Ullswater Morning Mists
Early morning mists lift from the surface of Ullswater on a cool autumn morning.
Image Size : 840 x 280 mm
Print Size : 960 x 406 mm
It would be inapporpriate to declare any one of the Lake District valleys as being more beautiful or popular than any other, but given the close proximity of, and easy access to, both the Helvellyn and High Street mountain ranges, Ullswater ranks highly in many peoples' minds, including my own. When I decided to capture a new and original image of Ullswater it therefore came as something of a surprise to me to find just how limited my options were; preferring to avoid any of the well-known viewpoints I reconnoitred the area for several months before choosing a location above the eastern shore of Ullswater near Hare Shaw Crag on Place Fell.
The composition demanded capture mid morning, and whilst it boasted originality and included all the geographical elements demanded of it, I felt it lacked atmosphere and the magical light of dawn.

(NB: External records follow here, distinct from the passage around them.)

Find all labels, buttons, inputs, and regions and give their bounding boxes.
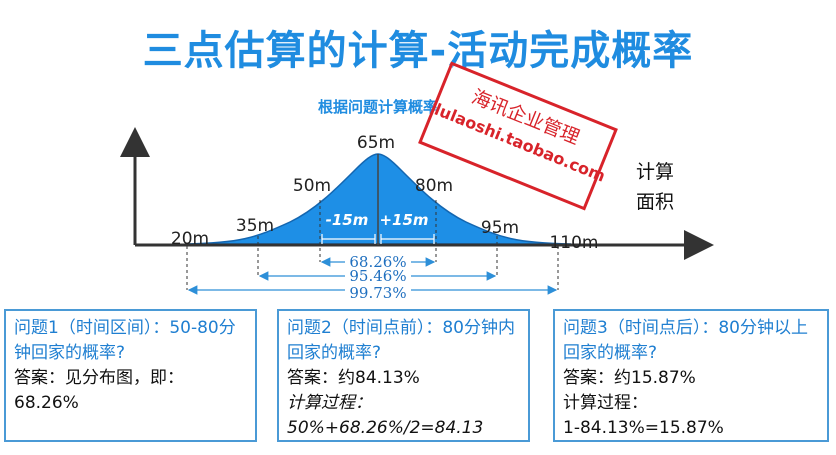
process-2-label: 计算过程： [287,393,372,413]
process-3-text: 1-84.13%=15.87% [563,418,724,438]
answer-3-text: 答案：约15.87% [563,368,696,388]
range-2sigma-label: 95.46% [349,267,406,285]
label-35m: 35m [236,216,274,236]
axis-caption-line1: 计算 [636,161,674,183]
answer-2-text: 答案：约84.13% [287,368,420,388]
process-2-text: 50%+68.26%/2=84.13 [287,418,484,438]
minus-sigma-label: -15m [326,211,369,229]
axis-caption-line2: 面积 [636,191,674,213]
label-50m: 50m [293,176,331,196]
question-box-3: 问题3（时间点后）：80分钟以上回家的概率? 答案：约15.87% 计算过程： … [553,309,829,442]
plus-sigma-label: +15m [379,211,428,229]
label-65m: 65m [357,133,395,153]
question-box-2: 问题2（时间点前）：80分钟内回家的概率? 答案：约84.13% 计算过程： 5… [277,309,530,442]
question-2-text: 问题2（时间点前）：80分钟内回家的概率? [287,318,515,363]
label-20m: 20m [171,229,209,249]
minus-sigma-bracket [321,234,376,244]
question-1-text: 问题1（时间区间）：50-80分钟回家的概率? [14,318,236,363]
label-80m: 80m [415,176,453,196]
label-110m: 110m [549,233,598,253]
range-1sigma-label: 68.26% [349,253,406,271]
question-3-text: 问题3（时间点后）：80分钟以上回家的概率? [563,318,808,363]
label-95m: 95m [481,218,519,238]
subtitle: 根据问题计算概率 [318,98,438,116]
answer-1-text: 答案：见分布图，即：68.26% [14,368,184,413]
plus-sigma-bracket [380,234,435,244]
process-3-label: 计算过程： [563,393,648,413]
page-title: 三点估算的计算-活动完成概率 [142,28,694,74]
range-3sigma-label: 99.73% [349,284,406,302]
question-box-1: 问题1（时间区间）：50-80分钟回家的概率? 答案：见分布图，即：68.26% [4,309,257,442]
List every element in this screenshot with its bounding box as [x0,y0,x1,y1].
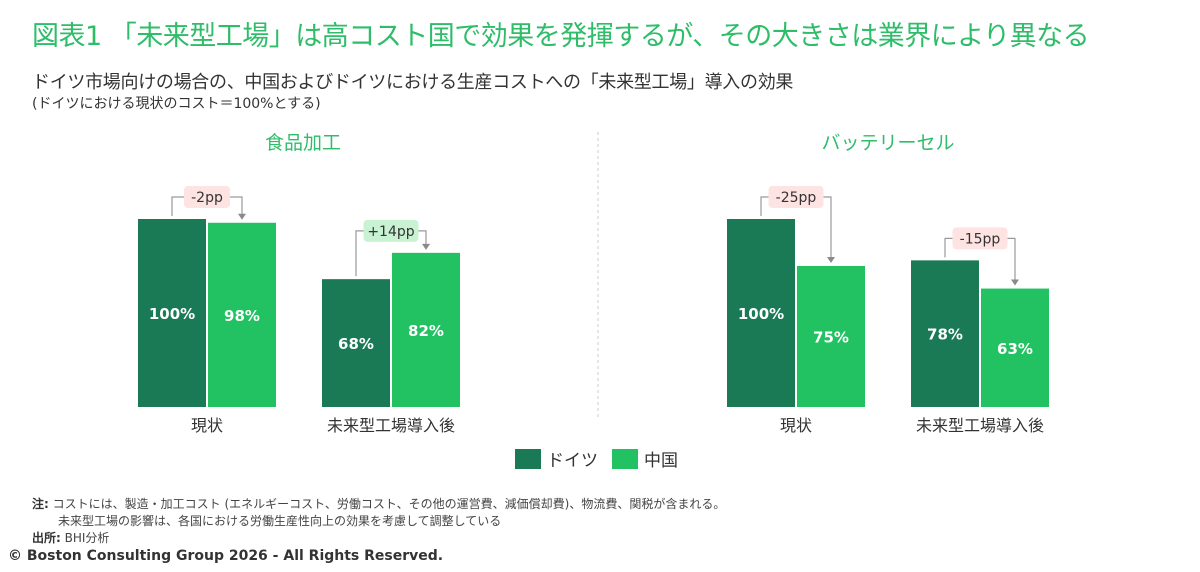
legend-swatch-china [612,448,638,469]
delta-badge [363,219,419,242]
category-label: 現状 [780,416,812,435]
bar-value-label: 82% [408,322,444,340]
footnote-source-text: BHI分析 [64,531,110,545]
footnote: 注: コストには、製造・加工コスト (エネルギーコスト、労働コスト、その他の運営… [32,496,725,547]
delta-badge [184,186,230,208]
panel-title-2: バッテリーセル [821,132,954,154]
bar-germany [727,219,795,407]
delta-badge [768,186,824,208]
panel-title-1: 食品加工 [265,132,341,154]
footnote-note-line1: コストには、製造・加工コスト (エネルギーコスト、労働コスト、その他の運営費、減… [52,497,726,511]
chart-title: 図表1 「未来型工場」は高コスト国で効果を発揮するが、その大きさは業界により異な… [32,21,1090,52]
bar-value-label: 75% [813,329,849,347]
bar-germany [138,219,206,407]
delta-label: -15pp [960,231,1001,247]
bar-value-label: 63% [997,340,1033,358]
delta-label: +14pp [367,224,414,240]
delta-arrowhead [1011,279,1019,286]
category-label: 未来型工場導入後 [327,416,455,435]
footnote-source: 出所: BHI分析 [32,530,725,547]
legend-label-china: 中国 [644,451,678,471]
bar-value-label: 98% [224,307,260,325]
delta-arrowhead [238,213,246,220]
bar-value-label: 100% [738,305,784,323]
chart-subtitle: ドイツ市場向けの場合の、中国およびドイツにおける生産コストへの「未来型工場」導入… [32,72,794,93]
bar-germany [911,260,979,407]
bar-china [797,266,865,407]
legend-item-germany: ドイツ [515,446,598,471]
legend-item-china: 中国 [612,446,678,471]
bar-germany [322,279,390,407]
footnote-note: 注: コストには、製造・加工コスト (エネルギーコスト、労働コスト、その他の運営… [32,496,725,513]
bar-value-label: 100% [149,305,195,323]
bar-china [392,252,460,407]
footnote-note-label: 注: [32,497,49,511]
category-label: 現状 [191,416,223,435]
footnote-note-line2: 未来型工場の影響は、各国における労働生産性向上の効果を考慮して調整している [58,514,502,528]
bar-value-label: 68% [338,335,374,353]
delta-badge [952,227,1008,250]
legend-swatch-germany [515,448,541,469]
bar-china [981,288,1049,407]
bar-value-label: 78% [927,326,963,344]
delta-arrowhead [422,243,430,250]
copyright: © Boston Consulting Group 2026 - All Rig… [8,548,444,564]
delta-label: -25pp [776,190,817,206]
delta-label: -2pp [191,190,223,206]
footnote-source-label: 出所: [32,531,61,545]
legend-label-germany: ドイツ [547,451,598,471]
delta-arrowhead [827,257,835,263]
bar-china [208,222,276,407]
legend: ドイツ 中国 [515,446,692,471]
category-label: 未来型工場導入後 [916,416,1044,435]
chart-subnote: (ドイツにおける現状のコスト＝100%とする) [32,96,321,112]
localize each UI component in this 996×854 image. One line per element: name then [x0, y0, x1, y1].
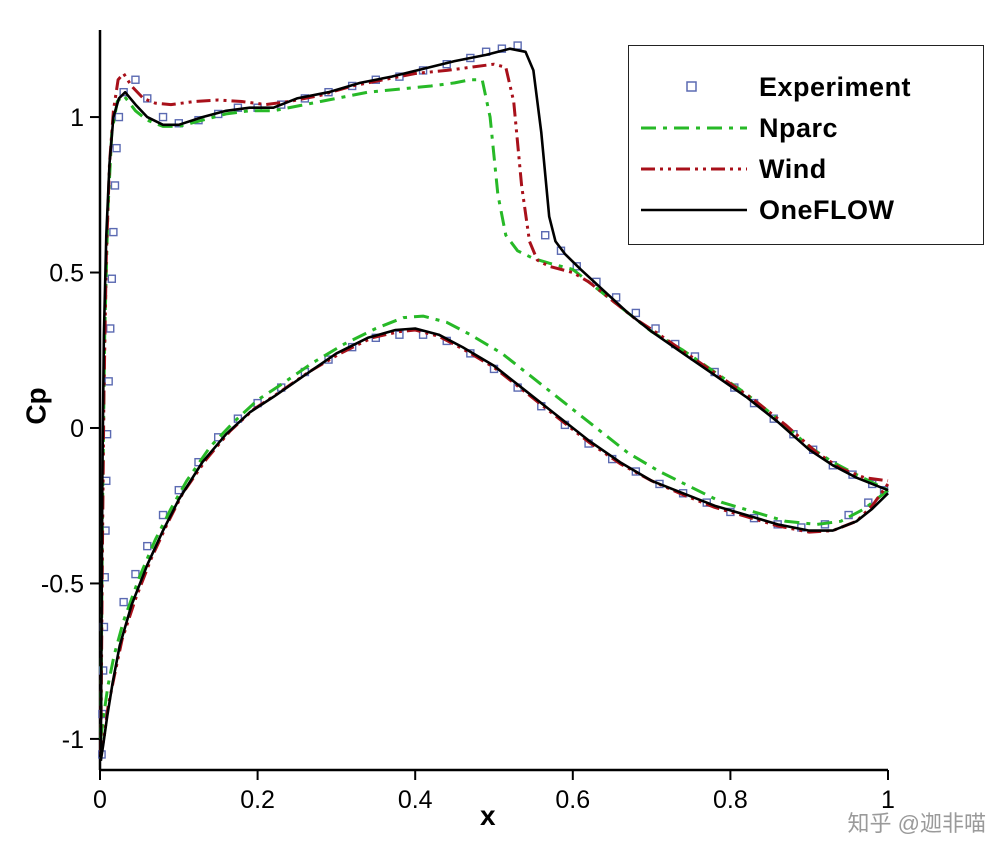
legend-label-oneflow: OneFLOW: [759, 194, 895, 225]
legend-label-experiment: Experiment: [759, 71, 912, 102]
svg-text:-0.5: -0.5: [41, 570, 84, 598]
nparc-line-sample: [641, 126, 747, 130]
svg-text:0.4: 0.4: [398, 786, 433, 814]
experiment-marker-sample: [686, 81, 697, 92]
svg-text:0: 0: [70, 415, 84, 443]
svg-text:0.8: 0.8: [713, 786, 748, 814]
y-axis-title: Cp: [20, 387, 52, 425]
legend-label-wind: Wind: [759, 153, 827, 184]
legend-label-nparc: Nparc: [759, 112, 839, 143]
legend-item-experiment: Experiment: [629, 68, 983, 106]
svg-text:0.6: 0.6: [555, 786, 590, 814]
x-axis-title: x: [480, 800, 496, 831]
svg-text:1: 1: [70, 104, 84, 132]
svg-text:-1: -1: [62, 726, 84, 754]
svg-text:0.2: 0.2: [240, 786, 275, 814]
legend-item-oneflow: OneFLOW: [629, 191, 983, 229]
svg-text:0.5: 0.5: [49, 260, 84, 288]
legend-item-wind: Wind: [629, 150, 983, 188]
legend: Experiment Nparc Wind OneFLOW: [628, 45, 984, 245]
legend-item-nparc: Nparc: [629, 109, 983, 147]
watermark: 知乎 @迦非喵: [847, 811, 986, 836]
oneflow-line-sample: [641, 208, 747, 212]
svg-text:0: 0: [93, 786, 107, 814]
svg-text:1: 1: [881, 786, 895, 814]
wind-line-sample: [641, 167, 747, 171]
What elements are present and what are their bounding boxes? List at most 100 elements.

And so I conceded to return to a much-visited shoulder of Gowbarrow Fell on the western side of the lake, prepared to accept the familiarity of the viewpoint in anticipation of capturing a scene with some interesting or unusual light.
It was on my third attempt that perfect conditions finally prevailed. On this crisp April morning overnight mist still lingered in the valleys beneath starry skies as I headed off by torchlight over the bridge that crosses the river feeding the waterfall at Aira Force and up onto Gowbarrow Fell. At 4.30am I reached the shoulder of the mountain overlooking Ullswater. The lake was entirely covered by mist but beyond, the mountains of Place Fell, St Sunday Crag and Helevllyn rose up into a clear blue sky. Having set up my camera on the shoulder it was just a matter of waiting for the sun to rise and the scene to develop.
As a mountain photographer, it is moments like these that excite and make the effort worth while. The commitment to rise early, to climb in the dark and to stand alone on a mountain top in the freezing cold has been fulfilled; one is now simply a part of the immediate environment; what happens next is in the control of nature; the photographer can do no more than observe.
Half an hour passed before the first welcome, warming rays of the rising sun illuminated the rocks around me and pierced the mists directly below to reveal the surface of Ullswater. The cold blue hues of pre-dawn were gradually replaced by spirit lifting warm oranges and yellows. With Helvellyn above in bright sunlight and Glendridding beneath still in deep misty blue shadow I pressed the shutter for the first time. I continued to do so regularly for the next 30 minutes, but none of the subsequent images thrilled as much as the first. The image 'Ullswater Morning Mists' was born.